Two detectives investigate a family’s mysterious murder and encounter a network of sex and conspiracy. 

Detectives Mitchell and Sandovan are given a tip from a petty criminal so implausible it rings true: During the burglary of a posh home, he discovered a family of four dead at the dinner table. The detectives find the Harbmans just as described—the parents, their son, and his girlfriend—seated in funerary stillness, presiding grimly over a partially eaten roast beef, a scene chillingly depicted by author Williams (Shank, 2017, etc.). Angela, the 20-year-old daughter of the Harbman family, is missing and is later found hiding in a panic room within the house, nearly dead. A toxicology report reveals that the family was poisoned with Carfentanil, an opioid that dwarfs heroin in potency. The Harbmans initially seem like an innocuous clan, but as the detectives dig deeper, they find a long list of suspects, a colorful spectrum of humanity intelligently depicted by the author.
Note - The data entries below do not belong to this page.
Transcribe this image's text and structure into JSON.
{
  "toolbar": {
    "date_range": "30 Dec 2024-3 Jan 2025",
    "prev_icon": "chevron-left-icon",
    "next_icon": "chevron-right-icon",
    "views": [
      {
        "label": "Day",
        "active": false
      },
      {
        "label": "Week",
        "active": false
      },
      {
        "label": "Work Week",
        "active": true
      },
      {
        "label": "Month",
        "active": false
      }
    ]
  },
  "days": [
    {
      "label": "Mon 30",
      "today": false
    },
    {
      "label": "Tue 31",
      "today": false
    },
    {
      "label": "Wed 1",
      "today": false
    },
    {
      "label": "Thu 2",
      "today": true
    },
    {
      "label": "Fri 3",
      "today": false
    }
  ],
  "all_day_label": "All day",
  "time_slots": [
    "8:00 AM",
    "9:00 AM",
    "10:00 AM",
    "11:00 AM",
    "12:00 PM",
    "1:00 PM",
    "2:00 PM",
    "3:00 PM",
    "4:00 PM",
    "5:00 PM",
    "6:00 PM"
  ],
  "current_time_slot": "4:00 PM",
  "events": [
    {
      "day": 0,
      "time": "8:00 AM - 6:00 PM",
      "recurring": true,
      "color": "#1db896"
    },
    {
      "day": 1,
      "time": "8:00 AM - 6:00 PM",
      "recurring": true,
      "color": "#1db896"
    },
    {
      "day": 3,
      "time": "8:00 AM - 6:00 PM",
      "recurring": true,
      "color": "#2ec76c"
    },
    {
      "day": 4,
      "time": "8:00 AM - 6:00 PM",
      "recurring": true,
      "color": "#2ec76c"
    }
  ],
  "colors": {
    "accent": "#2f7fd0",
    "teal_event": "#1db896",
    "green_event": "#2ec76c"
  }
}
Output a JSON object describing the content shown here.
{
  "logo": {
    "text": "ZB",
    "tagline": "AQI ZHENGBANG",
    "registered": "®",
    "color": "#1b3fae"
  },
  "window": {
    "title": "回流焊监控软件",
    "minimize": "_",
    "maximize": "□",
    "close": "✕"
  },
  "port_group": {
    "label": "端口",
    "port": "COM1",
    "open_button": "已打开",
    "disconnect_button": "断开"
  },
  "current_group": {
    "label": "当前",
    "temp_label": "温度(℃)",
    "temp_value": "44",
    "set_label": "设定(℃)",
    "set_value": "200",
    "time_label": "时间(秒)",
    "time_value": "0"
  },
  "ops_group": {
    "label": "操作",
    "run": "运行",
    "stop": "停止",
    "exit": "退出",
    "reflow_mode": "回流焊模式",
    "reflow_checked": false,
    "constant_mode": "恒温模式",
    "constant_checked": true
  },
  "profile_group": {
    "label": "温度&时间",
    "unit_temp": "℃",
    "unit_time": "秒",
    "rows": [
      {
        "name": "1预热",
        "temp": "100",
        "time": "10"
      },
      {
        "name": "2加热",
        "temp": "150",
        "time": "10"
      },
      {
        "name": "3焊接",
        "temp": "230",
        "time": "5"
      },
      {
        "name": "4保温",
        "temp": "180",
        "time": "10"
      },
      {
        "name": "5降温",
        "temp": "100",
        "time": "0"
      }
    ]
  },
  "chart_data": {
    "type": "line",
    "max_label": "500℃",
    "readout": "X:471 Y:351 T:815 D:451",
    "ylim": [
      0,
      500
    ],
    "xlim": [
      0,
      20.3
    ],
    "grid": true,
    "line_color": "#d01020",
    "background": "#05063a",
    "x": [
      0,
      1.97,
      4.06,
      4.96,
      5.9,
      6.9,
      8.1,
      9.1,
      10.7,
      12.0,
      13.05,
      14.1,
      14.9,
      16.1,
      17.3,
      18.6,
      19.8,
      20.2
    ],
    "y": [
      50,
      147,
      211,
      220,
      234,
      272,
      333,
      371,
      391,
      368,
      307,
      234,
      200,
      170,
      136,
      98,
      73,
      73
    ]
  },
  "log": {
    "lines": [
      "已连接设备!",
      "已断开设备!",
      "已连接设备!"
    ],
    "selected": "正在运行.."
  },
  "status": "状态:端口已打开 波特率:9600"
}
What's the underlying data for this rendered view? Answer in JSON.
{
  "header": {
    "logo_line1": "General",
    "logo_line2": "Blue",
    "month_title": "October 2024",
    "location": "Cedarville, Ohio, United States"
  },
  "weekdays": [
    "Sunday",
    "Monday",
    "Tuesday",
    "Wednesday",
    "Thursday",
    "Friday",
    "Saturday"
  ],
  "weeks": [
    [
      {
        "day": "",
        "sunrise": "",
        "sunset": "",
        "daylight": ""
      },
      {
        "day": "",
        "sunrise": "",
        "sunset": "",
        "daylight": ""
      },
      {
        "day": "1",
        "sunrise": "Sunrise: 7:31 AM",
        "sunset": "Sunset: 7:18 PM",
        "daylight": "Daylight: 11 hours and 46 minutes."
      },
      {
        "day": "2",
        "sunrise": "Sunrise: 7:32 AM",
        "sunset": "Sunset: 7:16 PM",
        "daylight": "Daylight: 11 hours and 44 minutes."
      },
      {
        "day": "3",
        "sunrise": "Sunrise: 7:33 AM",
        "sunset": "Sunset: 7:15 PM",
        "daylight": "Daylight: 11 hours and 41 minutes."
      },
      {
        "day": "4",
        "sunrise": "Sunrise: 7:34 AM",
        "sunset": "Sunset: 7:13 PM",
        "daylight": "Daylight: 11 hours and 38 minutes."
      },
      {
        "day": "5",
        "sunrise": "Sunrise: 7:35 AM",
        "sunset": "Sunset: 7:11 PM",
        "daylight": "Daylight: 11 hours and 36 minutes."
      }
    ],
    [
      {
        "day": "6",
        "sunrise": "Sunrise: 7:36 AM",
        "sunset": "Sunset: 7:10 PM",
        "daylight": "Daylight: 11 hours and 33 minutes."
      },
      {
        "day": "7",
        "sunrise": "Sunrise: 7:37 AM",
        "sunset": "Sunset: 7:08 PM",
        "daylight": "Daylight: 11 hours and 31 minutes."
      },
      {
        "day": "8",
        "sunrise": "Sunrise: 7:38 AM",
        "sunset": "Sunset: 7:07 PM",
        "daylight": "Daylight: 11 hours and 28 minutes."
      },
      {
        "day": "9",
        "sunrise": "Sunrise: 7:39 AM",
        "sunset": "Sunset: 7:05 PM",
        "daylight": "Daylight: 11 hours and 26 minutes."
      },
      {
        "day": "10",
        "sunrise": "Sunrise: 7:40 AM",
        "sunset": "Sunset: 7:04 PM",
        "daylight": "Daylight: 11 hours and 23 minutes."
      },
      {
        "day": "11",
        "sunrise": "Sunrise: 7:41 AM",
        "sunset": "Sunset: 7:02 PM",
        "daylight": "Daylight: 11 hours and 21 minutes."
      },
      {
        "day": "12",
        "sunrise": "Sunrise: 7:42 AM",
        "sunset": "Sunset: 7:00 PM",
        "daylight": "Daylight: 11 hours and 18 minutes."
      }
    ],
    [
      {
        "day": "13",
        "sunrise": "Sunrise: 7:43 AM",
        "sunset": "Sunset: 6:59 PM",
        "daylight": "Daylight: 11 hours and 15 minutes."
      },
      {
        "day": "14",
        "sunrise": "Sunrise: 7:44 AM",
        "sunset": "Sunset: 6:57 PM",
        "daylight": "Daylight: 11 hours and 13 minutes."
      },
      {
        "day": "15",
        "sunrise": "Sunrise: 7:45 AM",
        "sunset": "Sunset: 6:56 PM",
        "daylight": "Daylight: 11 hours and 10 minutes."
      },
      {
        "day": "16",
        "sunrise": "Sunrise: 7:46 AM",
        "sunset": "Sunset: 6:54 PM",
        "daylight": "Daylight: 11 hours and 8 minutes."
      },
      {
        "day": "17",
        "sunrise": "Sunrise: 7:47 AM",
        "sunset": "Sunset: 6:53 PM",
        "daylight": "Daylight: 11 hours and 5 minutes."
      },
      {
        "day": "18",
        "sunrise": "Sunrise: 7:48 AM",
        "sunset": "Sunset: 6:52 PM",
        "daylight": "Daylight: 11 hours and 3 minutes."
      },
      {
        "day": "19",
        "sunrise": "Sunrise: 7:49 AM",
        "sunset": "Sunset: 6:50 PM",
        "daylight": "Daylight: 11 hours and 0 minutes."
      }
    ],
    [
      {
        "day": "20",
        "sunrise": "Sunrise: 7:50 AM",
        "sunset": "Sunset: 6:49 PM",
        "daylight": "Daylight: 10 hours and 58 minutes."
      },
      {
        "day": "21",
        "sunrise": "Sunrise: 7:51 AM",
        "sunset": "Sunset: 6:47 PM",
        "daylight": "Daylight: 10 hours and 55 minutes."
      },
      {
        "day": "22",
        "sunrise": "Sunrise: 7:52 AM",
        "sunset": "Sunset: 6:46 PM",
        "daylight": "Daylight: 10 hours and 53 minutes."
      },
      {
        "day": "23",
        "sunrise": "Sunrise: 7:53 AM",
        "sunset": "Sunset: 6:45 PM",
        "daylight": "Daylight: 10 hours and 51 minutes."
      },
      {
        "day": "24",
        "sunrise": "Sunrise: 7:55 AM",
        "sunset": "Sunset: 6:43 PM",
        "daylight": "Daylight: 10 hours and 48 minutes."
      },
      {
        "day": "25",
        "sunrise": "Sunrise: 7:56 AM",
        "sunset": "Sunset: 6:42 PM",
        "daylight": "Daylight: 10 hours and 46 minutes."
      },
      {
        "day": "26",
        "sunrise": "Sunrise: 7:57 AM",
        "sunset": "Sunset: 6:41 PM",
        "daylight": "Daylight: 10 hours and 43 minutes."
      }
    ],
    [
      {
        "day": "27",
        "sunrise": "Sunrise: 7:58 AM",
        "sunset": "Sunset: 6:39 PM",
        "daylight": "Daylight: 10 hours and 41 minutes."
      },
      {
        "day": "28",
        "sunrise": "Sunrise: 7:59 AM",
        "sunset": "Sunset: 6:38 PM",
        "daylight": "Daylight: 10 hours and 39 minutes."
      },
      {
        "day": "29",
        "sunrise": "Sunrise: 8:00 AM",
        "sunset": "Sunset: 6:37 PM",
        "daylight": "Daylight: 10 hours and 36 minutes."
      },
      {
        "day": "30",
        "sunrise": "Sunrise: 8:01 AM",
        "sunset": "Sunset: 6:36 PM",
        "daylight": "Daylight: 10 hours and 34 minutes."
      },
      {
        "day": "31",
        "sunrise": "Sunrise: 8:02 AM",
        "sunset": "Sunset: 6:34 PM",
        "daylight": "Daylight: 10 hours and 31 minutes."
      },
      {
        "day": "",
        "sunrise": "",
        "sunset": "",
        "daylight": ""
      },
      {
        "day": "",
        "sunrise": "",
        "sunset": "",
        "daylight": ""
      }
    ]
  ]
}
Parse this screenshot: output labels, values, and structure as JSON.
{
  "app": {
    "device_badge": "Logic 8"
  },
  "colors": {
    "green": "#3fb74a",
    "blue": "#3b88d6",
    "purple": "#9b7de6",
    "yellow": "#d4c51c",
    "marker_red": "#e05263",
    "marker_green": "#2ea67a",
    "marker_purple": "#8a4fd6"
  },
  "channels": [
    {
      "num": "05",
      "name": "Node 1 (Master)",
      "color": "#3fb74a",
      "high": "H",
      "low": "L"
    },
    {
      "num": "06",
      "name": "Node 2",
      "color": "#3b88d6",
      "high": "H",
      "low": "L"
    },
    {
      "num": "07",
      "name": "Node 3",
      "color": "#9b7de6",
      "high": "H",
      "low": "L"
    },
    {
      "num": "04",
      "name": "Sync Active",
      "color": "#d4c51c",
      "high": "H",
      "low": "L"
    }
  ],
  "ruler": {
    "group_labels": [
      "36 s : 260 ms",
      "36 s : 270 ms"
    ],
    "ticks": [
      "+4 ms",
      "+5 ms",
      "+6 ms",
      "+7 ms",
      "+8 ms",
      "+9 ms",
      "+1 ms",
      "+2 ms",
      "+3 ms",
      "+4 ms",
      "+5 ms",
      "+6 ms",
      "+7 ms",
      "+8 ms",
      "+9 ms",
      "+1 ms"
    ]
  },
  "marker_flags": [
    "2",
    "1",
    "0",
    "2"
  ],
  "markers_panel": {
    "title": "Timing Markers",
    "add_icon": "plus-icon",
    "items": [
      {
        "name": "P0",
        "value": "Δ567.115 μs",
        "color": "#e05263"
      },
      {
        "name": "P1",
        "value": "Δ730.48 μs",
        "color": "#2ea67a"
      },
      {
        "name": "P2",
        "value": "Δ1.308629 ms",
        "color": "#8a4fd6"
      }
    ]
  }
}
First, their insufferably aristocratic neighbors openly detested them for class jumping; the Harbmans became uber-rich by winning a lottery. Neighbor Mr. Kovich claims Angela nearly ruined his son by seducing him. And the Harbmans’ housekeeper, Ms. Lindstrom, once served prison time for poisoning a prior employer. But a cloud of suspicion hangs over Angela as well. Her sexual appetite is purported to be “insatiable” and nearly indiscriminate. To make matters more complicated (and increasingly dubious), someone who is clearly trying to obstruct the investigation plots against Mitchell’s girlfriend, Mya, attempting to destroy her career. Williams vividly constructs a morally confounding world in which good and evil are messily intermixed: “The unpredictability of humanity puzzled Mitchell. He saw more shades of it than most. People were capable of exceptional generosity but also exceptional cruelty. Sometimes they were interwoven in the same strands of DNA.” The writing is acidly sharp and often laced with wit, though the author isn’t above indulging in detective-talk clichés: “He’s going away for a long stretch.” The plot strains the reader’s credulity for the sake of gratuitous complexity, but the characters are so deftly drawn, and the drama so lucidly described, it simply doesn’t matter. 

An action-packed murder mystery, buoyantly written and suspenseful.